Miał charakterystyczne, podwójne sutki na piersiach. W młodości nieraz sam żartował, że jest taki inny.

3 listopada księdza Jerzego pochowano. Na Żoliborzu, przy kościele św. Stanisława Kostki, gdzie służył. Pogrzeb przerodził się w manifestację narodową. Nieprzebrane tłumy ludzi wypełniały wszystkie ulice prowadzące do kościoła.

Dobry, serdeczny, normalny

Pozostał w pamięci jako wspaniały człowiek. Wesoły, serdeczny. Pani Alfreda poznała szwagra dopiero na swoim weselu. Bo Jerzy odbywał wtedy służbę wojskową w Bartoszycach. To była jednostka o zaostrzonym rygorze, specjalnie dla kleryków, gdzie poddawano ich indoktrynacji politycznej, by odciągnąć od powołania kapłańskiego.

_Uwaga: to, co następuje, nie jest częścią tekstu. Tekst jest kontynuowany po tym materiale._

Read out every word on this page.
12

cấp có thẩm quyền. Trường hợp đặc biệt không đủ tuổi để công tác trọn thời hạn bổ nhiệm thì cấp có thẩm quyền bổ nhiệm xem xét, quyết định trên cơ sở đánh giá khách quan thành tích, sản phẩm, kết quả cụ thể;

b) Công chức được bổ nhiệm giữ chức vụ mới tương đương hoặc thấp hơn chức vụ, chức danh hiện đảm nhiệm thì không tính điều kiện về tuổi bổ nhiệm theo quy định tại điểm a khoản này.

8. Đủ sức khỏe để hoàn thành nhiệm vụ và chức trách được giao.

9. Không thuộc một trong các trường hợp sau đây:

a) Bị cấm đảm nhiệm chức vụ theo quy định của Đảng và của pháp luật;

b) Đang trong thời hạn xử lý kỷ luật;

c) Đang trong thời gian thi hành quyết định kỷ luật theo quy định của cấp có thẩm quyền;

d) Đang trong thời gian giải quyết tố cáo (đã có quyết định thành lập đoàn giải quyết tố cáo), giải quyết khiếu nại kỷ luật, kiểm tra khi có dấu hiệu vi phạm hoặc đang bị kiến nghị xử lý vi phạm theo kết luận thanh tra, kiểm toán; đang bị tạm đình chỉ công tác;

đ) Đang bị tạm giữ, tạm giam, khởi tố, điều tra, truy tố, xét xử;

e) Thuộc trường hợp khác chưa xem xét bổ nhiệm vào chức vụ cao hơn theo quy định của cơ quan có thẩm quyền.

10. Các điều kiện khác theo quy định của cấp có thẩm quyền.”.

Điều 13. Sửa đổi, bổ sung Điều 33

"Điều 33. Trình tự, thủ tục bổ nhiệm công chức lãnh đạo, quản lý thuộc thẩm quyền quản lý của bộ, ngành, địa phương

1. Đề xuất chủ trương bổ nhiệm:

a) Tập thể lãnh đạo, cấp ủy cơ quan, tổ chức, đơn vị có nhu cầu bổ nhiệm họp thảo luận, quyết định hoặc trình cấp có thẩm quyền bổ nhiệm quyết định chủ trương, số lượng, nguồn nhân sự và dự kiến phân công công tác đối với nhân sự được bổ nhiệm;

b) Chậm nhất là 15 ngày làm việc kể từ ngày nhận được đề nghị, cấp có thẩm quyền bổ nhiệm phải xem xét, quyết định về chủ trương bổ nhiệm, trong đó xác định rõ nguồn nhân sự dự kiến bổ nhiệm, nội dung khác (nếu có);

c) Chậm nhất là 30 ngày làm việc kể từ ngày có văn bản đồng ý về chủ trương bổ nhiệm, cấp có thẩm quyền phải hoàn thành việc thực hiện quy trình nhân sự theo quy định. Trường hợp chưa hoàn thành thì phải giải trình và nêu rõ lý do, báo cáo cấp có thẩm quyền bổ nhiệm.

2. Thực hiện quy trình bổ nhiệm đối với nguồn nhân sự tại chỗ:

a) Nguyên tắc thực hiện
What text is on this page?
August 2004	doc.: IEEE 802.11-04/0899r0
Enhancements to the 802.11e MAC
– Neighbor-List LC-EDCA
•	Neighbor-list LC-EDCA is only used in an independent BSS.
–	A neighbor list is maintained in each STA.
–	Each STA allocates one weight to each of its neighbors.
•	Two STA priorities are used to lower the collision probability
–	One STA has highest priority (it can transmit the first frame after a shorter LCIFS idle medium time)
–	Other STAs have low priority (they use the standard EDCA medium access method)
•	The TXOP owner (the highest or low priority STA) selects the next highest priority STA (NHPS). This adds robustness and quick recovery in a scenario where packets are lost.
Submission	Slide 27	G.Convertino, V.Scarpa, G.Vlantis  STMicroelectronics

Jerzy doświadczył tam wiele szykan i represji. Dowódca kazał mu zdjąć medalik oraz różaniec z palca. Kiedy odmówił, trafił za to do aresztu. Nie ugiął się jednak, wytrwał, chociaż przypłacił to zdrowiem.

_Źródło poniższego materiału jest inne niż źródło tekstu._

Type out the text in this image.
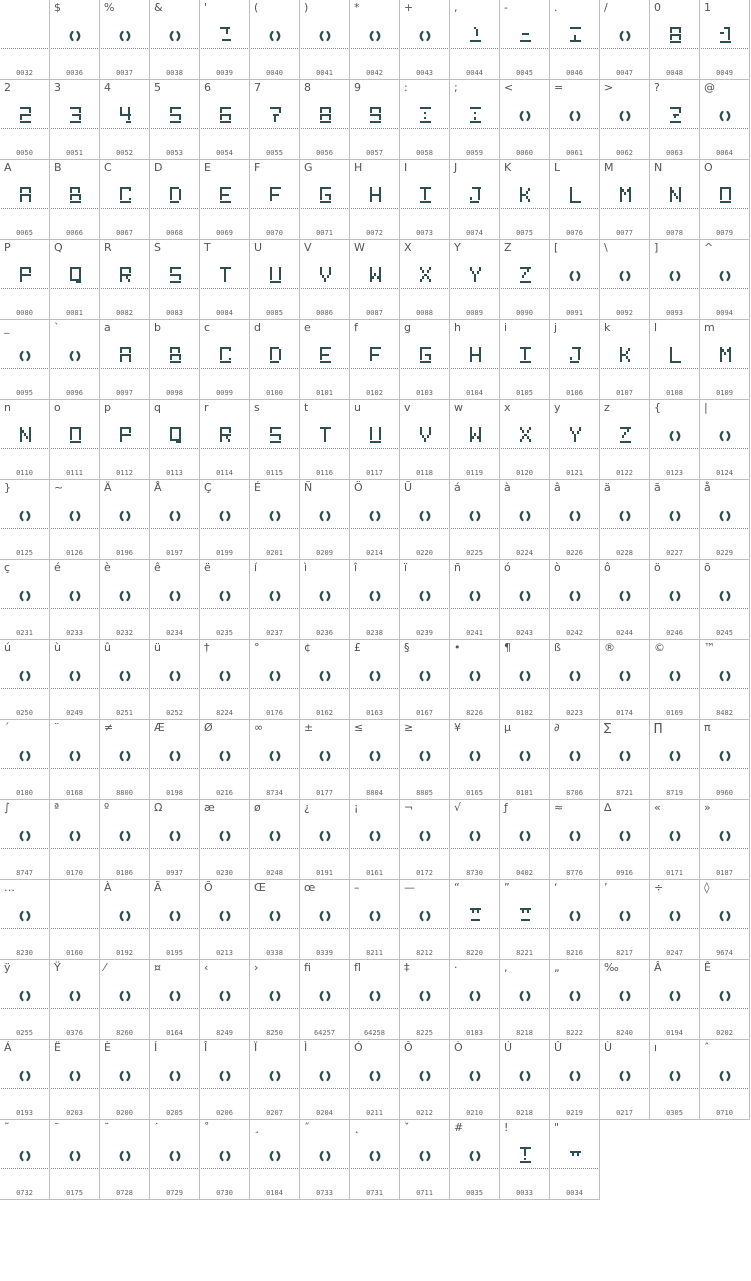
0032
$
0036
%
0037
&
0038
'
0039
(
0040
)
0041
*
0042
+
0043
,
0044
-
0045
.
0046
/
0047
0
0048
1
0049
2
0050
3
0051
4
0052
5
0053
6
0054
7
0055
8
0056
9
0057
:
0058
;
0059
<
0060
=
0061
>
0062
?
0063
@
0064
A
0065
B
0066
C
0067
D
0068
E
0069
F
0070
G
0071
H
0072
I
0073
J
0074
K
0075
L
0076
M
0077
N
0078
O
0079
P
0080
Q
0081
R
0082
S
0083
T
0084
U
0085
V
0086
W
0087
X
0088
Y
0089
Z
0090
[
0091
\
0092
]
0093
^
0094
_
0095
`
0096
a
0097
b
0098
c
0099
d
0100
e
0101
f
0102
g
0103
h
0104
i
0105
j
0106
k
0107
l
0108
m
0109
n
0110
o
0111
p
0112
q
0113
r
0114
s
0115
t
0116
u
0117
v
0118
w
0119
x
0120
y
0121
z
0122
{
0123
|
0124
}
0125
~
0126
Ä
0196
Å
0197
Ç
0199
É
0201
Ñ
0209
Ö
0214
Ü
0220
á
0225
à
0224
â
0226
ä
0228
ã
0227
å
0229
ç
0231
é
0233
è
0232
ê
0234
ë
0235
í
0237
ì
0236
î
0238
ï
0239
ñ
0241
ó
0243
ò
0242
ô
0244
ö
0246
õ
0245
ú
0250
ù
0249
û
0251
ü
0252
†
8224
°
0176
¢
0162
£
0163
§
0167
•
8226
¶
0182
ß
0223
®
0174
©
0169
™
8482
´
0180
¨
0168
≠
8800
Æ
0198
Ø
0216
∞
8734
±
0177
≤
8804
≥
8805
¥
0165
µ
0181
∂
8706
∑
8721
∏
8719
π
0960
∫
8747
ª
0170
º
0186
Ω
0937
æ
0230
ø
0248
¿
0191
¡
0161
¬
0172
√
8730
ƒ
0402
≈
8776
∆
0916
«
0171
»
0187
…
8230	0160
À
0192
Ã
0195
Õ
0213
Œ
0338
œ
0339
–
8211
—
8212
“
8220
”
8221
‘
8216
’
8217
÷
0247
◊
9674
ÿ
0255
Ÿ
0376
⁄
8260
¤
0164
‹
8249
›
8250
ﬁ
64257
ﬂ
64258
‡
8225
·
0183
‚
8218
„
8222
‰
8240
Â
0194
Ê
0202
Á
0193
Ë
0203
È
0200
Í
0205
Î
0206
Ï
0207
Ì
0204
Ó
0211
Ô
0212
Ò
0210
Ú
0218
Û
0219
Ù
0217
ı
0305
ˆ
0710
˜
0732
¯
0175
˘
0728
˙
0729
˚
0730
¸
0184
˝
0733
˛
0731
ˇ
0711
#
0035
!
0033
"
0034
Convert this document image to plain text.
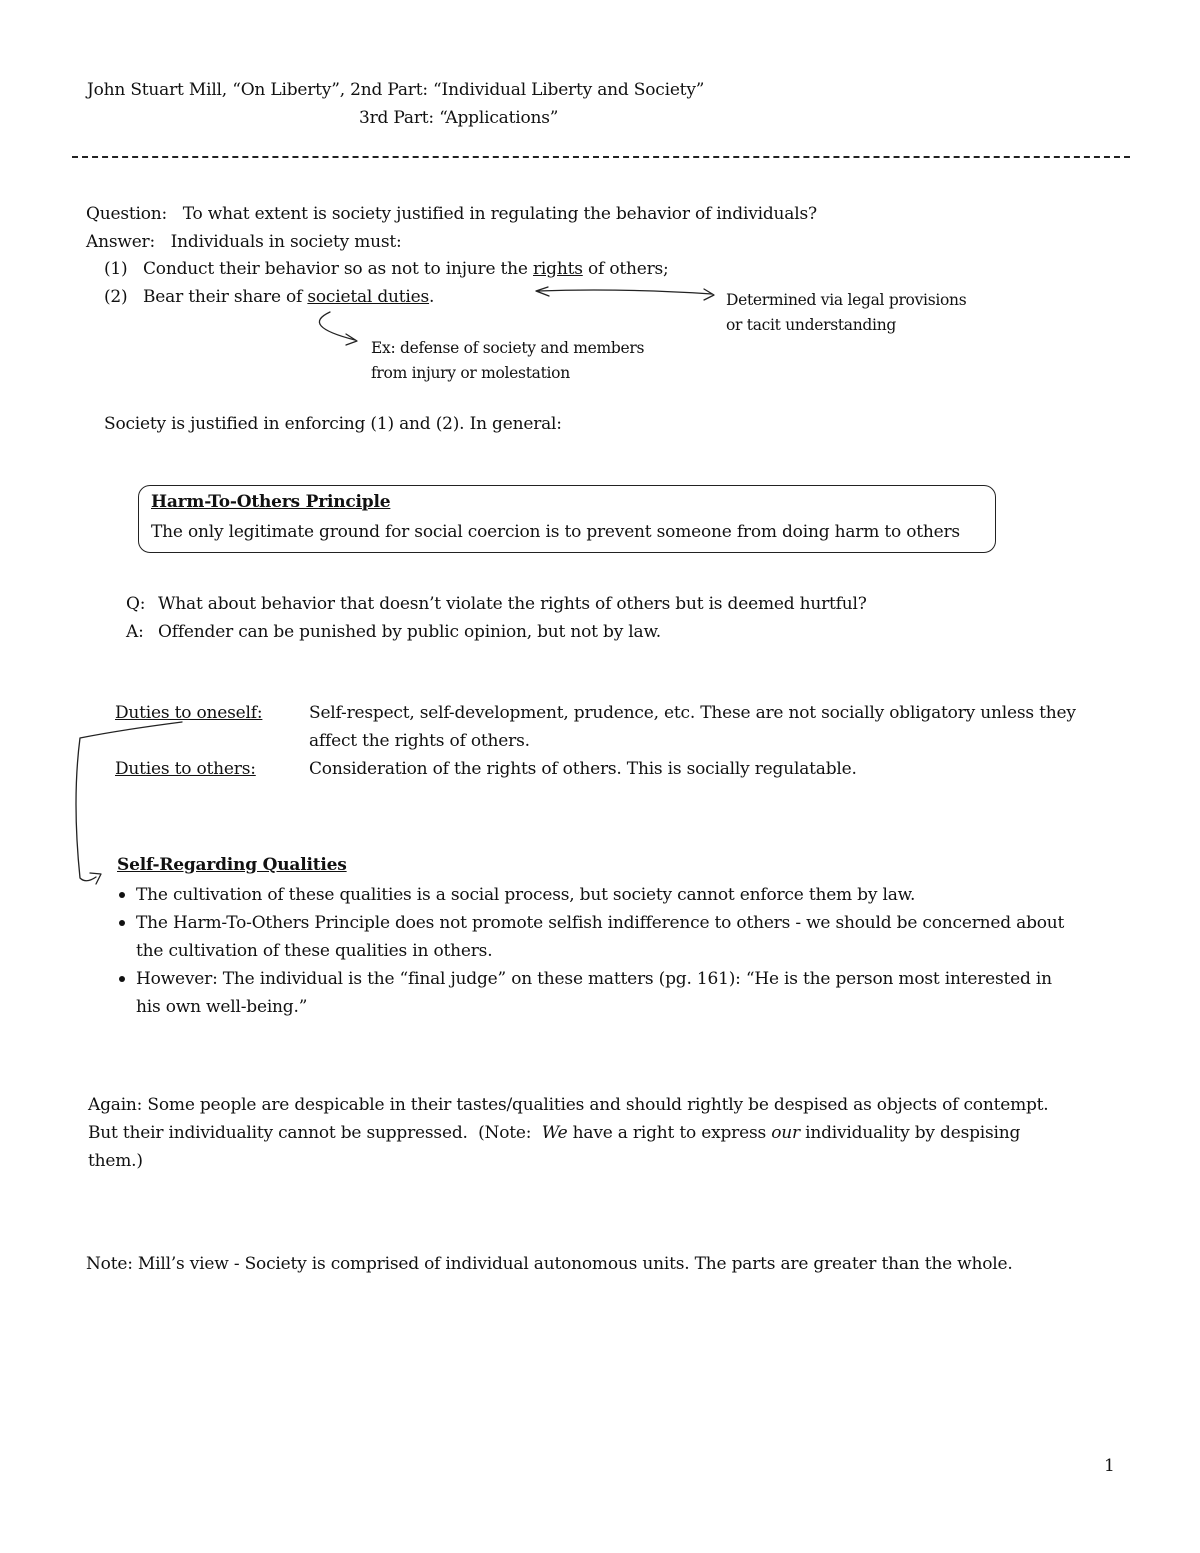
John Stuart Mill, “On Liberty”, 2nd Part: “Individual Liberty and Society”
3rd Part: “Applications”
Question: To what extent is society justified in regulating the behavior of individuals?
Answer: Individuals in society must:
(1) Conduct their behavior so as not to injure the rights of others;
(2) Bear their share of societal duties.	Determined via legal provisions
or tacit understanding
Ex: defense of society and members
from injury or molestation
Society is justified in enforcing (1) and (2). In general:
Harm-To-Others Principle
The only legitimate ground for social coercion is to prevent someone from doing harm to others
Q: What about behavior that doesn’t violate the rights of others but is deemed hurtful?
A: Offender can be punished by public opinion, but not by law.
Duties to oneself:	Self-respect, self-development, prudence, etc. These are not socially obligatory unless they
affect the rights of others.
Duties to others:	Consideration of the rights of others. This is socially regulatable.
Self-Regarding Qualities
The cultivation of these qualities is a social process, but society cannot enforce them by law.
The Harm-To-Others Principle does not promote selfish indifference to others - we should be concerned about
the cultivation of these qualities in others.
However: The individual is the “final judge” on these matters (pg. 161): “He is the person most interested in
his own well-being.”
Again: Some people are despicable in their tastes/qualities and should rightly be despised as objects of contempt.
But their individuality cannot be suppressed.  (Note:  We have a right to express our individuality by despising
them.)
Note: Mill’s view - Society is comprised of individual autonomous units. The parts are greater than the whole.
1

Popiełuszkowie dowiedzieli się o tym wszystkim później. Jerzy opisał to w liście do księdza, swego opiekuna z seminarium.

- Wesele planowaliśmy tydzień po Wielkanocy - wspomina Alfreda Popiełuszko. Po ślubie cywilnym Józek od razu pojechał do Bartoszyc prosić o przepustkę dla brata. Dowódca zgodził się zwolnić go do domu, ale tylko na święta, później nie. Dlaczego? Bo nie. Musieli przełożyć termin ślubu. Jerzy przyjechał w mundurze wojskowym. Jest zdjęcie, jak przyjmuje komunię świętą jako żołnierz.

Skąd się wziął ksiądz Jerzy

Był trzecim dzieckiem Marianny i Władysława Popiełuszków. Urodził się 14 września 1947 r. w Okopach koło Suchowoli. Od najmłodszych lat wyróżniał się wielką pobożnością.

- Krowy paśliśmy, tak jak wszystkie wtedy dzieciaki na wsi, a on aby trochę czasu wolnego, ołtarzyki ustawiał i modlił się - wspomina Józef Popiełuszko. - Ministrantem został, to codziennie chodził na mszę do kościoła w Suchowoli. Wstawał o piątej rano, żeby o siódmej być już w kościele. Słota, czy zawieja, bez różnicy. Miał powołanie do kapłaństwa. Nikt więc się nie zdziwił, kiedy po maturze powiedział, że wstępuje do seminarium duchownego.

Pani Alfreda uśmiecha się. Dziennikarze pytają mamę za każdym razem, jak wychowała takiego dobrego syna. A ona odpowiada: "Prościusieńko w niebo droga - kochać ludzi, kochać Boga. Kochaj sercem i czynami, będziesz w niebie z aniołkami". Dużo ma takich powiedzonek. I zbywa nimi dociekliwych redaktorów. Bo jak tłumaczyć? Pytają też o śmierć księdza Jerzego. Jak to zniosła, skąd brała siły. I na to ma odpowiedź. "Kogo Pan Bóg kocha, to krzyżyki daje. Niesiesz krzyż długi, widzisz strumyk, położysz i przejdziesz. A jak masz krótki, to niestety nie starczy".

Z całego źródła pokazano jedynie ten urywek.